The symmetric closure $S$ of $R$ is the smallest set (under the subset partial order) such that $R \subseteq S$ and $S$ is symmetric. The definition for transitive closure is similar.
I am stuck on solving both of these problems.
For the first one, if I could somehow show that an arbitrary element of $S_1$ is contained in $R_1$, it would be easy to show that $S_1 \subseteq S_2$, since $R_1 \subseteq R_2$ and $R_2 \subseteq S_2$.
Any hints would help.

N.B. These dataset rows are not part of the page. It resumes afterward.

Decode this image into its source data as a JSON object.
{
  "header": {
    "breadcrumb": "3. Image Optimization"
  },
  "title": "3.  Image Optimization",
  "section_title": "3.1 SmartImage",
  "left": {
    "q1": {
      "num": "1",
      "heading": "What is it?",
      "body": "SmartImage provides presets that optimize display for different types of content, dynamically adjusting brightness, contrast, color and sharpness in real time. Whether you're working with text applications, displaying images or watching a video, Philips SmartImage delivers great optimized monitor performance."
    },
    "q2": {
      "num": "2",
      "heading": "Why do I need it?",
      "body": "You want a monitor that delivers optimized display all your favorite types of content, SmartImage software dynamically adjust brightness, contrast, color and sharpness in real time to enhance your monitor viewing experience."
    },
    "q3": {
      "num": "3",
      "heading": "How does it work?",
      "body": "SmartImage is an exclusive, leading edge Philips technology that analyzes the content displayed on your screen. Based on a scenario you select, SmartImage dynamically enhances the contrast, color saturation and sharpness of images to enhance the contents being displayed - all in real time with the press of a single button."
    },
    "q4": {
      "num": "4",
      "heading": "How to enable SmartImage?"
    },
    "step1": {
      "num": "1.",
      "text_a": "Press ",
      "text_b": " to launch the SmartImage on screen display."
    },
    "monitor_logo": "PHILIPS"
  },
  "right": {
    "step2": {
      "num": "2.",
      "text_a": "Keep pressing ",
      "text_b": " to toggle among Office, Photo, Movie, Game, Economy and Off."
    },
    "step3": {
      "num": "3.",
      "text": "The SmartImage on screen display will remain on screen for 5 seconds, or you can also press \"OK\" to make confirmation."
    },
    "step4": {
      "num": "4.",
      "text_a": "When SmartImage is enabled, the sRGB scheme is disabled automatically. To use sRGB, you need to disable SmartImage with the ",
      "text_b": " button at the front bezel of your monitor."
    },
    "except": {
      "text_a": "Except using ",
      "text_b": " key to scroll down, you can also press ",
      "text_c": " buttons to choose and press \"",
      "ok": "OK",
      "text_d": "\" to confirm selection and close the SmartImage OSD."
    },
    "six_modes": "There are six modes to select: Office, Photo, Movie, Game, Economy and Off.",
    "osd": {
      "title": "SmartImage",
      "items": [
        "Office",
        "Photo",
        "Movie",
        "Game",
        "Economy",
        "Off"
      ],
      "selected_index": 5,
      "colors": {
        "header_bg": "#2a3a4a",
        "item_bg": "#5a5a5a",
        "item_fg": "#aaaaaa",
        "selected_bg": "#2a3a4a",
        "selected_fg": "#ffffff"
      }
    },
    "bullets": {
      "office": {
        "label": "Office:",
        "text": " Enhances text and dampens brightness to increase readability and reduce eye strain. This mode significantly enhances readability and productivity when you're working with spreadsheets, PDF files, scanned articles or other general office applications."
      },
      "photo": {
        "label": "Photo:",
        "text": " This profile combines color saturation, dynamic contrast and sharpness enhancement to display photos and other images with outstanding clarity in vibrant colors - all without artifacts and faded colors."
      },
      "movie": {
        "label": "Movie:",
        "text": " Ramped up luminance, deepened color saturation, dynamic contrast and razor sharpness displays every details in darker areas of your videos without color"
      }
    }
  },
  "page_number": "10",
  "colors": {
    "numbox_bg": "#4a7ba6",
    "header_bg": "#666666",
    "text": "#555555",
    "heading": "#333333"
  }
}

Thanks in advance!
 A: Since $R_1 \subseteq R_2$ and $R_2 \subseteq S_2$ we have $R_1 \subseteq S_2$, but since $S_2$ is reflexive and $S_1$ is the smallest reflexive relation that contains $R_1$, it follows that $S_1 \subseteq S_2$. Similarly we can show that $T_1 \subseteq T_2$.

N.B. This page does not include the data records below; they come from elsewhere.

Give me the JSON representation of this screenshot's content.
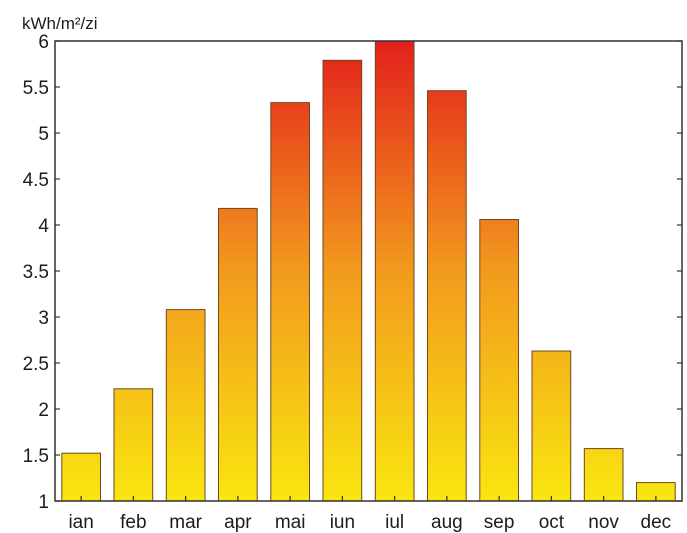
{
  "chart_data": {
    "type": "bar",
    "title": "",
    "xlabel": "",
    "ylabel": "kWh/m²/zi",
    "categories": [
      "ian",
      "feb",
      "mar",
      "apr",
      "mai",
      "iun",
      "iul",
      "aug",
      "sep",
      "oct",
      "nov",
      "dec"
    ],
    "values": [
      1.52,
      2.22,
      3.08,
      4.18,
      5.33,
      5.79,
      6.0,
      5.46,
      4.06,
      2.63,
      1.57,
      1.2
    ],
    "ylim": [
      1,
      6
    ],
    "yticks": [
      "1",
      "1.5",
      "2",
      "2.5",
      "3",
      "3.5",
      "4",
      "4.5",
      "5",
      "5.5",
      "6"
    ],
    "grid": false,
    "legend": "none",
    "colors": {
      "gradient_low": "#f9e610",
      "gradient_mid": "#f29a1e",
      "gradient_high": "#e3201b",
      "bar_edge": "#6d4a1f",
      "axis": "#303030"
    }
  }
}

A: Contains = is a superset of.
The symmetric (resp. transitive) closure of $R$ is the least symmetric (transitive) relation containing $R$.
The symmetric (transitive) closure of $R_2$ contains $R_2$ and thus contains $R_1$; since the symmetric (transitive) closure of $R_1$ is the least symmetric (transitive) relation containing $R_1$, it must be contained by the closure of $R_2$ by definition of "least".

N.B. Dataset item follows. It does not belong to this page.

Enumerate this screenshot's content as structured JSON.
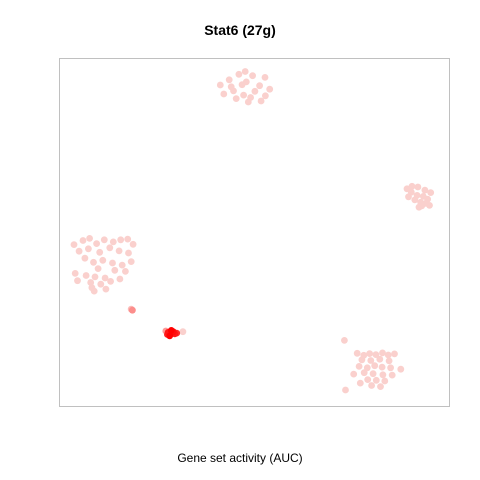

Edit: going in more detail. The case for "transitive" is analogous.
Consider a relation $R \subseteq A^2$. We define the symmetric closure of R to be $S = \{(x, y) \in A^2 : $ for every symmetric relation $S' \subseteq A^2$ such that $R \subseteq S'$, $(x, y) \in S'\}$.
Note that the symmetric closure of $R$ is symmetric and contains $R$.
Note also that whenever we have $S' \subseteq A^2$ satisfying the same properties (that is, whenever we have symmetric $S'$ such that $R \subseteq S'$), we will always have $S \subseteq S'$. Therefore, $S$ may be described as "the least symmetric relation containing $R$".
Back to the problem at hand. Note therefore that we have $R_2 \subseteq S_2$ and $S_2$ symmetric since it is given that $S_2$ is the symmetric closure of $R_2$. Therefore, since it is given that $R_1 \subseteq R_2$, we have $R_1 \subseteq S_2$. That is, $S_2$ is a symmetric relation containing $R_1$. But it is given that $S_1$ is the symmetric closure of $R_1$; therefore, we have $S_1 \subseteq S_2$.
Interestingly, it turns out that the symmetric closure can be given a simpler description. The symmetric closure of $R$ can be written as $R \cup \{(x, y) \in A^2: (y,x) \in R\}$. It can easily be shown that this definition is equivalent to the above.
Sadly, the transitive closure doesn't have a simpler description. It does, however, have a more "concrete" (or, to be precise, more predicative) definition. The transitive closure can also be defined as $\{(x, y) \in A^2 : $ there is some $i > 1$ and a sequence $x_1, ..., x_i$ such that $x = x_1$, $y = x_i$, and for all $j$ s.t. $1 \leq j < i$, $(x_j, x_{j + 1}) \in R\}$. This definition too is equivalent to the above (of transitive closure).
However, it's easiest to approach the problem using the "least relation" definition.